Organohydrogel-Based Soft SEMG Electrodes for Algorithm-Assisted Gesture Recognition

Epidermal electronics that can monitor physiological signals such as surface electromyogram (sEMG) signals attract widespread attentions in personalized healthcare, human–machine interfaces (HMI) and virtual/augmented reality (AR/VR). However, conventional electromyographic electrodes suffer from skin discomfort, susceptibility to motion artifact interference, and short service lifetime. Here, an organohydrogel-based sEMG electrode endows with high conductivity, low modulus and long-term stability is developed by doping partially reduced graphene oxide (pRGO) into highly cross-linked organohydrogel network.
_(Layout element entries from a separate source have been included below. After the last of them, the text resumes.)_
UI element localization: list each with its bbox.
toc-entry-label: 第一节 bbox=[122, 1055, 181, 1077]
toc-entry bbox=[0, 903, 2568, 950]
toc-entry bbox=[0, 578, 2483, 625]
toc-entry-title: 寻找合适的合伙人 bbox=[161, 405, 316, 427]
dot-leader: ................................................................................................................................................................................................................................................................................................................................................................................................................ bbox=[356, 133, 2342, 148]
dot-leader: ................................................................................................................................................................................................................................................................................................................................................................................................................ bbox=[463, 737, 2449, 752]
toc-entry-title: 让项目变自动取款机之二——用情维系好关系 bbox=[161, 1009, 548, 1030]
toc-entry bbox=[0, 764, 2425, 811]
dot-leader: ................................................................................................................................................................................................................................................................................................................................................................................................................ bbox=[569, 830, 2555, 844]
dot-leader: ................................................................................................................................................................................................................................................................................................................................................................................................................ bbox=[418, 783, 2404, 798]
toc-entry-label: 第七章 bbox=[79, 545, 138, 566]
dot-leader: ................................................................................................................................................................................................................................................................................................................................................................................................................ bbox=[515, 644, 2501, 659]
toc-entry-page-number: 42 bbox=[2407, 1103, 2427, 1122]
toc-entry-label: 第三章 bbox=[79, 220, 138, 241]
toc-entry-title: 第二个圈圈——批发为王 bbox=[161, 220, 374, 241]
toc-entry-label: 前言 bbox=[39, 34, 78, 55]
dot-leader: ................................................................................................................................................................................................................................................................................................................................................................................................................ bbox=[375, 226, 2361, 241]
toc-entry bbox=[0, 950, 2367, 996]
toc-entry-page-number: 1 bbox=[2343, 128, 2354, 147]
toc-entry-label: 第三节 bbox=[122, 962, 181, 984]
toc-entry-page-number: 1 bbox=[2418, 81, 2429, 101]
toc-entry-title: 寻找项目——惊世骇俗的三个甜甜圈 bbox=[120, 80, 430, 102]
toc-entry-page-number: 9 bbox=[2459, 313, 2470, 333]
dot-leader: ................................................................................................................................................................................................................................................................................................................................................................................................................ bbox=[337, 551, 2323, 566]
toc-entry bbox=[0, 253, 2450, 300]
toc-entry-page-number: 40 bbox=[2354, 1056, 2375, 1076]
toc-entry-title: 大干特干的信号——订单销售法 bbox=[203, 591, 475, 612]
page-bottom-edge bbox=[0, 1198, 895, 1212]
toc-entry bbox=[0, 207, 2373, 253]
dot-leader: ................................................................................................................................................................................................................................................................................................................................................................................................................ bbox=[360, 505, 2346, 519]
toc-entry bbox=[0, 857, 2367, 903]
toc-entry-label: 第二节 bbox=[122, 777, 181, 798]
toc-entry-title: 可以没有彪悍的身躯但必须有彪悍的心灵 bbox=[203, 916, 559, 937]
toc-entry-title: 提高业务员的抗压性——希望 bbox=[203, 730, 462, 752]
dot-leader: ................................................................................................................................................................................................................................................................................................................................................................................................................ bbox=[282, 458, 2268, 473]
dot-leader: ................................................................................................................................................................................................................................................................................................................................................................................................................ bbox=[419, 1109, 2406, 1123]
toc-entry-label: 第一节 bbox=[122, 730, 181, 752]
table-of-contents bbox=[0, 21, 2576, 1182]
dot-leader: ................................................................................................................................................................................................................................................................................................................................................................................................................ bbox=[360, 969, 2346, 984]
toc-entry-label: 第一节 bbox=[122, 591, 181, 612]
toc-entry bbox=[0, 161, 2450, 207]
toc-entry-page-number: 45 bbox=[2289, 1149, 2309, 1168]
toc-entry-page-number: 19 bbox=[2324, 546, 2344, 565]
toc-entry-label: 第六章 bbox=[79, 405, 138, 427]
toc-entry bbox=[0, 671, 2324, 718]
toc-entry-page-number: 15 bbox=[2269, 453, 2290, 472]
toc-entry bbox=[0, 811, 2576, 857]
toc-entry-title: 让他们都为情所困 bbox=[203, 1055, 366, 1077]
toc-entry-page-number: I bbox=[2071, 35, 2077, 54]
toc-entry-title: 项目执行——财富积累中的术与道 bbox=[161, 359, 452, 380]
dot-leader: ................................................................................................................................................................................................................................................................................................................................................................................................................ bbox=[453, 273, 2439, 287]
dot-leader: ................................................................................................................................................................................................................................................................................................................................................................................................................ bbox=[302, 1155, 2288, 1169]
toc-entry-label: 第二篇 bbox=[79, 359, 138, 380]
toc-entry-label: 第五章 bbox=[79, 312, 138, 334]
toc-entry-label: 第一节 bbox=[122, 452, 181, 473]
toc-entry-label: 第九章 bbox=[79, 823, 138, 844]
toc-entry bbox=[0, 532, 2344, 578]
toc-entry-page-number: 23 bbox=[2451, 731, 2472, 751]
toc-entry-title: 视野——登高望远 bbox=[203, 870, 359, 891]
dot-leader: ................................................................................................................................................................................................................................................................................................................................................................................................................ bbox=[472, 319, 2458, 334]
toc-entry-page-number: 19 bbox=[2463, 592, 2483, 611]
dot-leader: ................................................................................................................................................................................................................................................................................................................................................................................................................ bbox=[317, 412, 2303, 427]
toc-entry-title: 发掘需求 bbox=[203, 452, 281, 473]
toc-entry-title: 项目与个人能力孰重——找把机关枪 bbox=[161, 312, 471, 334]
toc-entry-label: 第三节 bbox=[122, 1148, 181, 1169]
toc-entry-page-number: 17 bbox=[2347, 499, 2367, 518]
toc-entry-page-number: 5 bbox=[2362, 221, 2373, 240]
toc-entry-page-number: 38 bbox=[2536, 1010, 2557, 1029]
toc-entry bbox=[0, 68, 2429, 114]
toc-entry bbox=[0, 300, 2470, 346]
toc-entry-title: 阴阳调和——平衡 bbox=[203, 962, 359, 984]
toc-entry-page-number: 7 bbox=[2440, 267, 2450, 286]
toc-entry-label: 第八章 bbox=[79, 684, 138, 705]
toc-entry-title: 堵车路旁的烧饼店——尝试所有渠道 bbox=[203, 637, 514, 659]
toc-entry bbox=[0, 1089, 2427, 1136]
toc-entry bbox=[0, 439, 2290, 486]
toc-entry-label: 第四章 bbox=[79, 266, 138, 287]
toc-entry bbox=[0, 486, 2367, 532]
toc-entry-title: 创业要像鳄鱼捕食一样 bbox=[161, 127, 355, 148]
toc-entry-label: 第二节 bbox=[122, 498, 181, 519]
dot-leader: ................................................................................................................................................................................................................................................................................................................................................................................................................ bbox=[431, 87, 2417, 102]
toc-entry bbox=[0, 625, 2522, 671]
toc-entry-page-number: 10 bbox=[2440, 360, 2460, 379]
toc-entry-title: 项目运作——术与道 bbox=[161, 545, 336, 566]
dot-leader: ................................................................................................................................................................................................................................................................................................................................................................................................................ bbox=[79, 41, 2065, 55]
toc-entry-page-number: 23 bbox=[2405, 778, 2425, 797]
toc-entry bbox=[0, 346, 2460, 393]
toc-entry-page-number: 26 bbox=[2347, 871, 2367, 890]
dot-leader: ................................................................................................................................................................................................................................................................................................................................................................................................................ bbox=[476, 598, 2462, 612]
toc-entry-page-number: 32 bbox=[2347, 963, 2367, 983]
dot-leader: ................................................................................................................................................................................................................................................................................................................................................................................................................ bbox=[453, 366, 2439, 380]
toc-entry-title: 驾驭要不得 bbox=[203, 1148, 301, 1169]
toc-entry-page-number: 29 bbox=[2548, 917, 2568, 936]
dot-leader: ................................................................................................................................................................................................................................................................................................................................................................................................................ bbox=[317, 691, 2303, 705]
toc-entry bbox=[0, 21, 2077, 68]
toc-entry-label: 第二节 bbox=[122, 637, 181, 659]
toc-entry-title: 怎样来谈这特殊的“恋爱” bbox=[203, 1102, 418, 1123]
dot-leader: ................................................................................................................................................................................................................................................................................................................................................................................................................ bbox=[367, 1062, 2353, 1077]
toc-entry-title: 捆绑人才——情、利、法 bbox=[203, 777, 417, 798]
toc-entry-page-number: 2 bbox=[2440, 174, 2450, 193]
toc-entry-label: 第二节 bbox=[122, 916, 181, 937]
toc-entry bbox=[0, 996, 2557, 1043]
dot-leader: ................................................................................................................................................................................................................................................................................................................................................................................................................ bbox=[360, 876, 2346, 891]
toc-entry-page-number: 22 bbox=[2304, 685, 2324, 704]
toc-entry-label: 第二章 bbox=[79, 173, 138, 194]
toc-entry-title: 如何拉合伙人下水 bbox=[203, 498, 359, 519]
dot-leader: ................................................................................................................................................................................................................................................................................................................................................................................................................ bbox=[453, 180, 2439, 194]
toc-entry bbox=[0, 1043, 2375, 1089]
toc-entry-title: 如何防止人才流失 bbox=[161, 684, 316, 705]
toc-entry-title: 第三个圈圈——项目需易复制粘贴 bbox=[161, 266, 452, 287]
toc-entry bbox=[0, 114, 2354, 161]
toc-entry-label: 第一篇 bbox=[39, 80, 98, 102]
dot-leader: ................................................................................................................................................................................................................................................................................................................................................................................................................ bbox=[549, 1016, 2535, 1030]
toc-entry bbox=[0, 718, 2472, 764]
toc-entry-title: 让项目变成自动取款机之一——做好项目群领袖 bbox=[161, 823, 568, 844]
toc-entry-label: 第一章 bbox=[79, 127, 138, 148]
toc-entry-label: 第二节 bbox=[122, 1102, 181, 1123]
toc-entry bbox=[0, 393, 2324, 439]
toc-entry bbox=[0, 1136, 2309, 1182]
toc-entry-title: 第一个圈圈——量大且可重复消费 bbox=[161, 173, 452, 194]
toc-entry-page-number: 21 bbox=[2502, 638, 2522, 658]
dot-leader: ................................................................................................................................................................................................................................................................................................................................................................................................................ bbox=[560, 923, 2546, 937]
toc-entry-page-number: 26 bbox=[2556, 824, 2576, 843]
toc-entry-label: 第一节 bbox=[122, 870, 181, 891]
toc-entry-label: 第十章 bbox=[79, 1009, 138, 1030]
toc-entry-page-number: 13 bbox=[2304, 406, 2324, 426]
The as-fabricated polyacrylamide/sodium alginate/tannic acid/partially reduced graphene oxide (PAM/SA/TA/pRGO) organohydrogel possesses farewell conductivity (4.22 S m⁻¹) while preserving tissue-like compliance (Young's modulus ≈32 KPa), excellent stretchability (≈600%), high adhesion as well as superior anti-drying properties. In addition, a stretchable sEMG electrode for long-term reliable service is fabricated via immobilizing the organohydrogel electrodes onto a flexible very high bond (VHB) substrate. As a result, the integrated electrodes show high signal-to-noise ratio (SNR) (35.15 db) comparable to that of the commercial electrodes. Furthermore, with assistance of deep learning, the proposed sEMG electrodes obtain high identification accuracy of 97.11% in distinguishing sophisticated gestures. This system can be further exploited for real-time tele-operations and offers broad prospects in human–machine immersive interactive application.